Elvia y Richard salieron durante un par de años y se casaron antes de tener familia. Cuando por fin nací el 10 de octubre de 1973, me dieron el nombre de Mario Lopez, que debería haber hecho de mí un junior, pero por alguna razón, mi mamá y mi papá optaron por no darme el segundo nombre de Alberto. Eso me convirtió en la única persona de ascendencia mexicana que conozco que no tiene un segundo nombre. Sin embargo, hice una entrada prometedora en el mundo, con un peso de ocho libras y media, y fui bienvenido a la vida por todos los abuelos, tías, tíos y primos que estaban presentes para celebrar la feliz ocasión de mi llegada. Pero entonces, para sorpresa de todos, y casi de la noche a la mañana, me reduje a menos de la mitad del peso que tuve al nacer.

El problema, como descubrieron más tarde, era que mi estómago no podía tolerar la leche. Vomitaba, tenía diarrea y me deshidrataba. Tan pronto mostraba signos de deshidratación, mis padres me llevaban rápidamente al hospital, y los médicos me suministraban Pedialyte por vía intravenosa para hidratarme rápidamente. Hicieron esto una y otra vez, por un período de casi tres meses, pero sin resolver el problema. No mucho después, los médicos tuvieron que sentar a mis padres angustiados y decirles que no podían hacer nada más para evitar que yo me consumiera.

Cada vez que mi mamá le contaba a esta historia a un grupo de personas, comenzaba a llorar de nuevo, recordando que un médico les había aconsejado: “Debería prepararse para lo peor”. Los médicos pensaban que yo me iba a morir. No era una cuestión de si lo hacía o no, sino de cuándo.

Un sacerdote fue llamado para bendecirme y decir una oración; mis últimos ritos. Mis padres estaban fuera de sí, como era de esperar. Pero mi papá, terco como una mula, se negó a aceptar el destino que los médicos le habían transmitido. Con absoluta convicción, dijo, “¡No! Mi hijo NO se va a morir”.

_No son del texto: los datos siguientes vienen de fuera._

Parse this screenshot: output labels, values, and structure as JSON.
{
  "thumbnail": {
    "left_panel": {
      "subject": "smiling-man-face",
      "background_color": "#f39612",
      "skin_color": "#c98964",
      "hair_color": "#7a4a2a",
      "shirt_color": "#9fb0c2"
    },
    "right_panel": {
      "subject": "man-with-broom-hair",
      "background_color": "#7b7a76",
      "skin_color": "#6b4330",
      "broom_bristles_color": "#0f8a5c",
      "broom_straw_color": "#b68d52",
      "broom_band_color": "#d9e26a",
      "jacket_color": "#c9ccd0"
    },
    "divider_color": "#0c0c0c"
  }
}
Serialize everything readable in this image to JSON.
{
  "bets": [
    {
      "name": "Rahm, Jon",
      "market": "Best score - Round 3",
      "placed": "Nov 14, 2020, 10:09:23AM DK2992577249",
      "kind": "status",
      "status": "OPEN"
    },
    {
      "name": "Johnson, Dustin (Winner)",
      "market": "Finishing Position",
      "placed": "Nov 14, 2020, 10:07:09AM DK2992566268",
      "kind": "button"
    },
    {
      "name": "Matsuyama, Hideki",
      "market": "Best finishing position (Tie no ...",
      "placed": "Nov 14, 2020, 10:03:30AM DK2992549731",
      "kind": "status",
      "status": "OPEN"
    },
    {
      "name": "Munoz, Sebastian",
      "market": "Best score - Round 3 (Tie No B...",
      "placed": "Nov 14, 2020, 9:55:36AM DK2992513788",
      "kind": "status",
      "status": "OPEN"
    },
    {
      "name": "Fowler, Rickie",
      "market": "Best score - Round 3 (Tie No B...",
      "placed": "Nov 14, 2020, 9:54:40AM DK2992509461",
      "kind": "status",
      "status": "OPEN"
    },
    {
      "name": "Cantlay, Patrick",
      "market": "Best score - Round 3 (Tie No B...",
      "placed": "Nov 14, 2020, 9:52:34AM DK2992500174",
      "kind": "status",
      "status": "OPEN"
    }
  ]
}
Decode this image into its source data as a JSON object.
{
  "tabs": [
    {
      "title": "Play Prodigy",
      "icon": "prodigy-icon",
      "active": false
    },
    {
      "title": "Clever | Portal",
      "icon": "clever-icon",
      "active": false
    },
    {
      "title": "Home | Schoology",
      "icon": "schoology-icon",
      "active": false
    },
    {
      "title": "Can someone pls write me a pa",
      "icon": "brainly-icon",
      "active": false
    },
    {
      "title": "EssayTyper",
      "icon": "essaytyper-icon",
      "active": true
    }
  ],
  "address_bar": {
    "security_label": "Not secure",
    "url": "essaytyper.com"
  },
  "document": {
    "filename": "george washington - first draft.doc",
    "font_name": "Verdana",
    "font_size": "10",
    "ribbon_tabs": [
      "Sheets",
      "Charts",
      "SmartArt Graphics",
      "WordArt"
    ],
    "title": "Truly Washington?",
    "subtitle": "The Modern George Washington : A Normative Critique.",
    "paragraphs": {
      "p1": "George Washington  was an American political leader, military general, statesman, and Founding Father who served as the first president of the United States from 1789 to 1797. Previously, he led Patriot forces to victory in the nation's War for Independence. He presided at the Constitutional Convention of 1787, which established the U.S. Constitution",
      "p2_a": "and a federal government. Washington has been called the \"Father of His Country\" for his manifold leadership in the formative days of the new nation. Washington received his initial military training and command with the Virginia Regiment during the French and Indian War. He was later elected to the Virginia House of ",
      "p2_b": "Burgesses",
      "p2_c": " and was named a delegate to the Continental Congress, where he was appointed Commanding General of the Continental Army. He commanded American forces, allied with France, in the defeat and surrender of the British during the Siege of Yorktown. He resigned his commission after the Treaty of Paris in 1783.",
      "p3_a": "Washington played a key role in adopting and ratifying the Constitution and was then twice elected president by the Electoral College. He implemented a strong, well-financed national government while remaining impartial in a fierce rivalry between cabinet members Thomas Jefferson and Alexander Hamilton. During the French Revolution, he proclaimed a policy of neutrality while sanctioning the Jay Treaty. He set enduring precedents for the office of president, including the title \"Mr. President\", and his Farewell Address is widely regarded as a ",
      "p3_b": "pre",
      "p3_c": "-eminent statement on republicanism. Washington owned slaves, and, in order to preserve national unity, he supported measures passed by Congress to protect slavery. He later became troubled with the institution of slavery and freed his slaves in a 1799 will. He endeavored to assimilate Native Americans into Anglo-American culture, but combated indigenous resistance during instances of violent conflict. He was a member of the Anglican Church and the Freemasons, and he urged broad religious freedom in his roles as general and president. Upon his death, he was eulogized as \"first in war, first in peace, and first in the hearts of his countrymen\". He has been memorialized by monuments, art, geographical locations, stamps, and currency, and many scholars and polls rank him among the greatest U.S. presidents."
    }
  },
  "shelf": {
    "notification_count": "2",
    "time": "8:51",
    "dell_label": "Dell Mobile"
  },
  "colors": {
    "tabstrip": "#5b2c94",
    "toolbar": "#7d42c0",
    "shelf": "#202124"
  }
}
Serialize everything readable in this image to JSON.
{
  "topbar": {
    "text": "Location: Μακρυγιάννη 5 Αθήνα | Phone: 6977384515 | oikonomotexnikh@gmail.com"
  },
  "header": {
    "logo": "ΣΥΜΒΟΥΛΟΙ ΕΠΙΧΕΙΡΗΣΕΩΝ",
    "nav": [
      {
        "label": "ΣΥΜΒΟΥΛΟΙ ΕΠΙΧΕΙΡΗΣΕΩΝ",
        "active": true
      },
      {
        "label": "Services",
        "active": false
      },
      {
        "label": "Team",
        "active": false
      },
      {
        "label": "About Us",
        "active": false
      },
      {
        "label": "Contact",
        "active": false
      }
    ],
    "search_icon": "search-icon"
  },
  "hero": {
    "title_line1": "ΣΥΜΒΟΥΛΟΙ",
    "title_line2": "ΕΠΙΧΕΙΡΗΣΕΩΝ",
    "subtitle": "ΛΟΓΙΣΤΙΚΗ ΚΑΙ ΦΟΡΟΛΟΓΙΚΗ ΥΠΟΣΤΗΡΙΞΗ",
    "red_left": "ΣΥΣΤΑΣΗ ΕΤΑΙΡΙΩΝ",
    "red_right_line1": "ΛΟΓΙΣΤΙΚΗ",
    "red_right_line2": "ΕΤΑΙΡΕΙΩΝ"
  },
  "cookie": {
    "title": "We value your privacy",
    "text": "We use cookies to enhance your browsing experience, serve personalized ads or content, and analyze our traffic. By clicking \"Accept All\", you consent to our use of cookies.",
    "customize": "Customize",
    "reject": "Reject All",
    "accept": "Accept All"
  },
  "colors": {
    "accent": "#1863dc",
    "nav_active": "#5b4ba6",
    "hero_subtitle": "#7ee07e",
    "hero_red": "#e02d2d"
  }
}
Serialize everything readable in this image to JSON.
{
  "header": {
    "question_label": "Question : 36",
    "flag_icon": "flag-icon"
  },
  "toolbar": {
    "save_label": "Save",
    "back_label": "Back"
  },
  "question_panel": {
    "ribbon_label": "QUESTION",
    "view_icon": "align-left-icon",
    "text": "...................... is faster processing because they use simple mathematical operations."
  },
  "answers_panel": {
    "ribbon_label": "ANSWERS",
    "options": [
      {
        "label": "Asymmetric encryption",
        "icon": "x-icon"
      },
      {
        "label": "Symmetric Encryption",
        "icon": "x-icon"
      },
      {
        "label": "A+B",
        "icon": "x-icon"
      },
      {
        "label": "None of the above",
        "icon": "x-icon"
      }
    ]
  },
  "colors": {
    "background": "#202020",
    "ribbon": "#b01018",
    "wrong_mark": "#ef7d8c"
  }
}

Mario Alberto Lopez —también conocido como Richard— tenía razones para creer que los médicos podrían estar equivocados. En su juventud, antes de que yo naciera, mi papá había desvirtuado un grave pronóstico de los expertos médicos. En esa época, trabajaba en un taller mecánico donde levantaba cargas pesadas de más de cien libras, durante todo el día, llevándolas a una fresadora. Después de un tiempo, y a pesar de sus fuerzas las exigencias físicas del trabajo empezaron a causar estragos en su cuerpo. ¿Qué tipo de estragos? Cosas realmente aterradoras, como me dijo una vez: “Mi columna vertebral estaba completamente chueca y sentía un dolor constante”. Escasamente podía caminar, y tampoco lograba dormir sin importar los medicamentos que le dieran. Los médicos le recomendaron una serie de exámenes costosos y de procedimientos invasivos. Pero en vez de aceptar que esas eran sus únicas opciones, papá aceptó, como último recurso, ir con su papá, mi abuelo Tata Lopez, a ver una bruja. Ella vivía en un lugar alejado del camino, cerca de Rosarito, México. Luego de ver a mi papá y de oír sus dolencias, comenzó a trabajar de inmediato.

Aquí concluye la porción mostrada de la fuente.